Chapter 5. Configuring DRBD

Table of Contents

Preparing your lower-level storage
Preparing your network configuration
Configuring your resource
Example configuration
The global section
The common section
The resource sections
Enabling your resource for the first time
The initial device synchronization
Using truck based replication

Preparing your lower-level storage

After you have installed DRBD, you must set aside a roughly identically sized storage area on both cluster nodes. This will become the lower-level device for your DRBD resource. You may use any type of block device found on your system for this purpose. Typical examples include:

  • A hard drive partition (or a full physical hard drive),

  • a software RAID device,

  • an LVM Logical Volume or any other block device configured by the Linux device-mapper infrastructure,

  • an EVMS volume,

  • any other block device type found on your system. In DRBD version 8.3 and above, you may also use resource stacking, meaning you can use one DRBD device as a lower-level device for another. Some specific considerations apply to stacked resources; their configuration is covered in detail in the section called “Creating a three-node setup”.

[Note]Note

While it is possible to use loop devices as lower-level devices for DRBD, doing so is not recommended due to deadlock issues.

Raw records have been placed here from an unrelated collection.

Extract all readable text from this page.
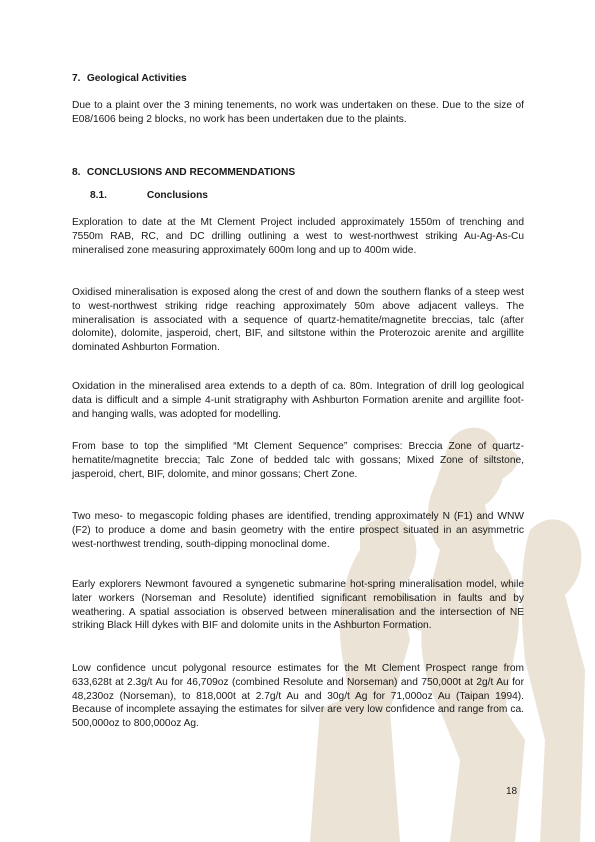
7. Geological Activities
Due to a plaint over the 3 mining tenements, no work was undertaken on these. Due to the size of E08/1606 being 2 blocks, no work has been undertaken due to the plaints.
8. CONCLUSIONS AND RECOMMENDATIONS
8.1.	Conclusions
Exploration to date at the Mt Clement Project included approximately 1550m of trenching and 7550m RAB, RC, and DC drilling outlining a west to west-northwest striking Au-Ag-As-Cu mineralised zone measuring approximately 600m long and up to 400m wide.
Oxidised mineralisation is exposed along the crest of and down the southern flanks of a steep west to west-northwest striking ridge reaching approximately 50m above adjacent valleys. The mineralisation is associated with a sequence of quartz-hematite/magnetite breccias, talc (after dolomite), dolomite, jasperoid, chert, BIF, and siltstone within the Proterozoic arenite and argillite dominated Ashburton Formation.
Oxidation in the mineralised area extends to a depth of ca. 80m. Integration of drill log geological data is difficult and a simple 4-unit stratigraphy with Ashburton Formation arenite and argillite foot- and hanging walls, was adopted for modelling.
From base to top the simplified “Mt Clement Sequence” comprises: Breccia Zone of quartz-hematite/magnetite breccia; Talc Zone of bedded talc with gossans; Mixed Zone of siltstone, jasperoid, chert, BIF, dolomite, and minor gossans; Chert Zone.
Two meso- to megascopic folding phases are identified, trending approximately N (F1) and WNW (F2) to produce a dome and basin geometry with the entire prospect situated in an asymmetric west-northwest trending, south-dipping monoclinal dome.
Early explorers Newmont favoured a syngenetic submarine hot-spring mineralisation model, while later workers (Norseman and Resolute) identified significant remobilisation in faults and by weathering. A spatial association is observed between mineralisation and the intersection of NE striking Black Hill dykes with BIF and dolomite units in the Ashburton Formation.
Low confidence uncut polygonal resource estimates for the Mt Clement Prospect range from 633,628t at 2.3g/t Au for 46,709oz (combined Resolute and Norseman) and 750,000t at 2g/t Au for 48,230oz (Norseman), to 818,000t at 2.7g/t Au and 30g/t Ag for 71,000oz Au (Taipan 1994). Because of incomplete assaying the estimates for silver are very low confidence and range from ca. 500,000oz to 800,000oz Ag.
18
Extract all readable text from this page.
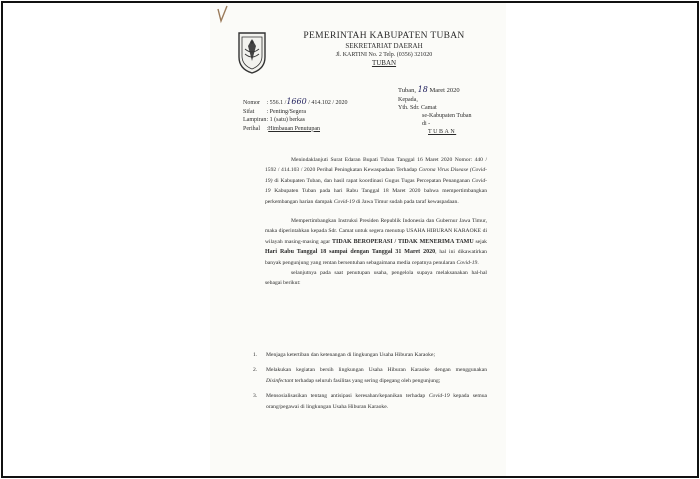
PEMERINTAH KABUPATEN TUBAN
SEKRETARIAT DAERAH
Jl. KARTINI No. 2 Telp. (0356) 321020
TUBAN
Tuban, 18 Maret 2020
Kepada,
Yth. Sdr. Camat
se-Kabupaten Tuban
di -
TUBAN
Nomor : 556.1 /1660 / 414.102 / 2020
Sifat : Penting/Segera
Lampiran : 1 (satu) berkas
Perihal :Himbauan Penutupan

Menindaklanjuti Surat Edaran Bupati Tuban Tanggal 16 Maret 2020 Nomor: 440 / 1592 / 414.103 / 2020 Perihal Peningkatan Kewaspadaan Terhadap Corona Virus Disease (Covid-19) di Kabupaten Tuban, dan hasil rapat koordinasi Gugus Tugas Percepatan Penanganan Covid-19 Kabupaten Tuban pada hari Rabu Tanggal 18 Maret 2020 bahwa mempertimbangkan perkembangan harian dampak Covid-19 di Jawa Timur sudah pada taraf kewaspadaan.

Mempertimbangkan Instruksi Presiden Republik Indonesia dan Gubernur Jawa Timur, maka diperintahkan kepada Sdr. Camat untuk segera menutup USAHA HIBURAN KARAOKE di wilayah masing-masing agar TIDAK BEROPERASI / TIDAK MENERIMA TAMU sejak Hari Rabu Tanggal 18 sampai dengan Tanggal 31 Maret 2020, hal ini dikawatirkan banyak pengunjung yang rentan bersentuhan sebagaimana media cepatnya penularan Covid-19.

selanjutnya pada saat penutupan usaha, pengelola supaya melaksanakan hal-hal sebagai berikut:

1. Menjaga ketertiban dan ketenangan di lingkungan Usaha Hiburan Karaoke;
2. Melakukan kegiatan bersih lingkungan Usaha Hiburan Karaoke dengan menggunakan Disinfectant terhadap seluruh fasilitas yang sering dipegang oleh pengunjung;
3. Mensosialisasikan tentang antisipasi keresahan/kepanikan terhadap Covid-19 kepada semua orang/pegawai di lingkungan Usaha Hiburan Karaoke.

It is not necessary for this storage area to be empty before you create a DRBD resource from it. In fact it is a common use case to create a two-node cluster from a previously non-redundant single-server system using DRBD (some caveats apply – please refer to the section called “DRBD meta data” if you are planning to do this).

For the purposes of this guide, we assume a very simple setup:

  • Both hosts have a free (currently unused) partition named /dev/sda7.

  • We are using internal meta data.